Deals on lightly used boards. I picked up a '16 Burton Process Off Axis this summer for $150, and a '12 Barracuda for $200, a couple years ago I picked up a '11 Rossignol The Experience for $125 (this has been my fave and my daily driver for the last 3 years). The most expensive board I've ever bought was a brand new '15 DWD The Rat for about $300. (and I'm probably gonna sell it- lesson affirmed)

I'm not the deal ninja the @timmytard is, but I do pretty good.


----------



## sabatoa (Jan 18, 2011)

That blows. 

I got wrecked on the hill a few years ago and got carted off the hill on the sled. My Never Summer got chewed up by the snowmobile on the way down, that's what NS thinks happened based on the damage, and they still repaired it for me. I recognize that they weren't obligated to do it, and YMMV, but I'll always remember that they took care of me when my board was damaged.


----------



## kriegs13 (Nov 28, 2016)

Deacon said:


> Deals on lightly used boards. I picked up a '16 Burton Process Off Axis this summer for $150, and a '12 Barracuda for $200, a couple years ago I picked up a '11 Rossignol The Experience for $125 (this has been my fave and my daily driver for the last 3 years). The most expensive board I've ever bought was a brand new '15 DWD The Rat for about $300. (and I'm probably gonna sell it- lesson affirmed)
> 
> I'm not the deal ninja the @timmytard is, but I do pretty good.

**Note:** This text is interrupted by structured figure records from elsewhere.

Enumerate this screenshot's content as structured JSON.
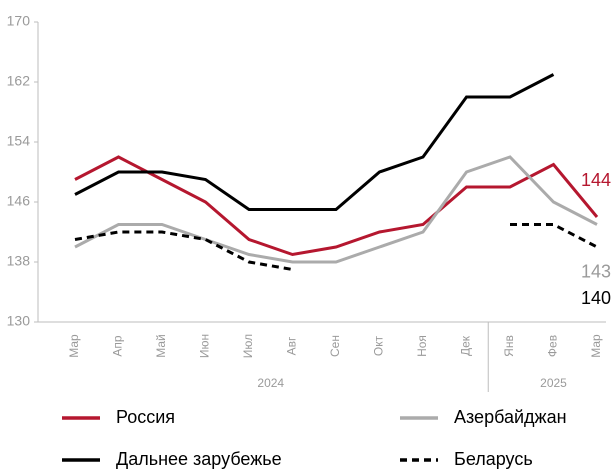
{
  "chart_data": {
    "type": "line",
    "categories": [
      "Мар",
      "Апр",
      "Май",
      "Июн",
      "Июл",
      "Авг",
      "Сен",
      "Окт",
      "Ноя",
      "Дек",
      "Янв",
      "Фев",
      "Мар"
    ],
    "x_groups": [
      {
        "label": "2024",
        "count": 10
      },
      {
        "label": "2025",
        "count": 3
      }
    ],
    "ylim": [
      130,
      170
    ],
    "yticks": [
      130,
      138,
      146,
      154,
      162,
      170
    ],
    "series": [
      {
        "name": "Россия",
        "color": "#b5172f",
        "dash": false,
        "values": [
          149,
          152,
          149,
          146,
          141,
          139,
          140,
          142,
          143,
          148,
          148,
          151,
          144
        ],
        "value_labels": [
          null,
          null,
          null,
          null,
          null,
          null,
          null,
          null,
          null,
          null,
          null,
          null,
          "144"
        ]
      },
      {
        "name": "Азербайджан",
        "color": "#ababab",
        "dash": false,
        "values": [
          140,
          143,
          143,
          141,
          139,
          138,
          138,
          140,
          142,
          150,
          152,
          146,
          143
        ],
        "value_labels": [
          null,
          null,
          null,
          null,
          null,
          null,
          null,
          null,
          null,
          null,
          null,
          null,
          "143"
        ]
      },
      {
        "name": "Дальнее зарубежье",
        "color": "#000000",
        "dash": false,
        "values": [
          147,
          150,
          150,
          149,
          145,
          145,
          145,
          150,
          152,
          160,
          160,
          163,
          null
        ]
      },
      {
        "name": "Беларусь",
        "color": "#000000",
        "dash": true,
        "values": [
          141,
          142,
          142,
          141,
          138,
          137,
          null,
          null,
          null,
          null,
          143,
          143,
          140
        ],
        "value_labels": [
          null,
          null,
          null,
          null,
          null,
          null,
          null,
          null,
          null,
          null,
          null,
          null,
          "140"
        ]
      }
    ]
  }
}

That's awesome. I bought a type 2 new this year and don't regret it whatsoever. But it would have been cool to check out potential used items on here. Oh well!! There's always he next board!


Sent from my iPhone using Tapatalk


----------



## trpa_ec (Jan 22, 2012)

sabatoa said:


> That blows.
> 
> I got wrecked on the hill a few years ago and got carted off the hill on the sled. My Never Summer got chewed up by the snowmobile on the way down, that's what NS thinks happened based on the damage, and they still repaired it for me. I recognize that they weren't obligated to do it, and YMMV, but I'll always remember that they took care of me when my board was damaged.


Never Summer has been great to deal with for me as well. I had impact damage on my NS Chairman which clearly wasn't covered by warranty. I was totally up front with them about it. NS charged me to fix it but it was such a minimal charge that they clearly weren't making any money whatsoever to fix it and they had my board back to me super fast as good as new and Vince sent me a NS t-shirt.


----------



## timmytard (Mar 19, 2009)

Deacon said:


> Deals on lightly used boards. I picked up a '16 Burton Process Off Axis this summer for $150, and a '12 Barracuda for $200, a couple years ago I picked up a '11 Rossignol The Experience for $125 (this has been my fave and my daily driver for the last 3 years). The most expensive board I've ever bought was a brand new '15 DWD The Rat for about $300. (and I'm probably gonna sell it- lesson affirmed)
> 
> 
> I'm not the deal ninja the @timmytard is, but I do pretty good.


Haha, you're catchin' on.
I bought a brand new Salomon FR 450? 166cm
Brand new from a store, about 20 years ago.
That was the last board I ever bought at a store.

Stores charge a lot more, than I like to pay.

Found that brand new NS Aura 152 brand new, buck $25.
Ended up with 4 brand new NS's for a total of 5 bills.
Found a still wrapped in plastic Echelon deck a few weeks ago for a hundy.

And 2 days ago picked up a brand new Burton Custom, sticker still on the base.
Also a hundy

Regular price sticker still on it $700 on the nose.
One hundred dorra.


I'm not just a deal Ninja.
I prefer to think of myself as


A deal Snow Ninja.
Mwa ha ha ha ha


TT


----------



## Alex307 (Jan 10, 2017)

timmytard said:


> Haha, you're catchin' on.
> I bought a brand new Salomon FR 450? 166cm
> Brand new from a store, about 20 years ago.
> That was the last board I ever bought at a store.
> ...




DEALHUNTER.
Being from Gold Coast Australia we don't exactly get snow.... So the market for used snowboards is there but its pretty small. Boards are usually hardly used and expensive or old and flogged. 

Anyway update on the board. The shop doesn't even want to fix as they think it will snap. I will probably fix it myself and just keep and shredding it haha. However, i talked to the LIB Tech rep today and he seem pretty understanding, might be able to get my hands on a demo board or a good deal on a brand new board. what im stoked about

How much mark up does everyone think the shops put on a board 100%?


----------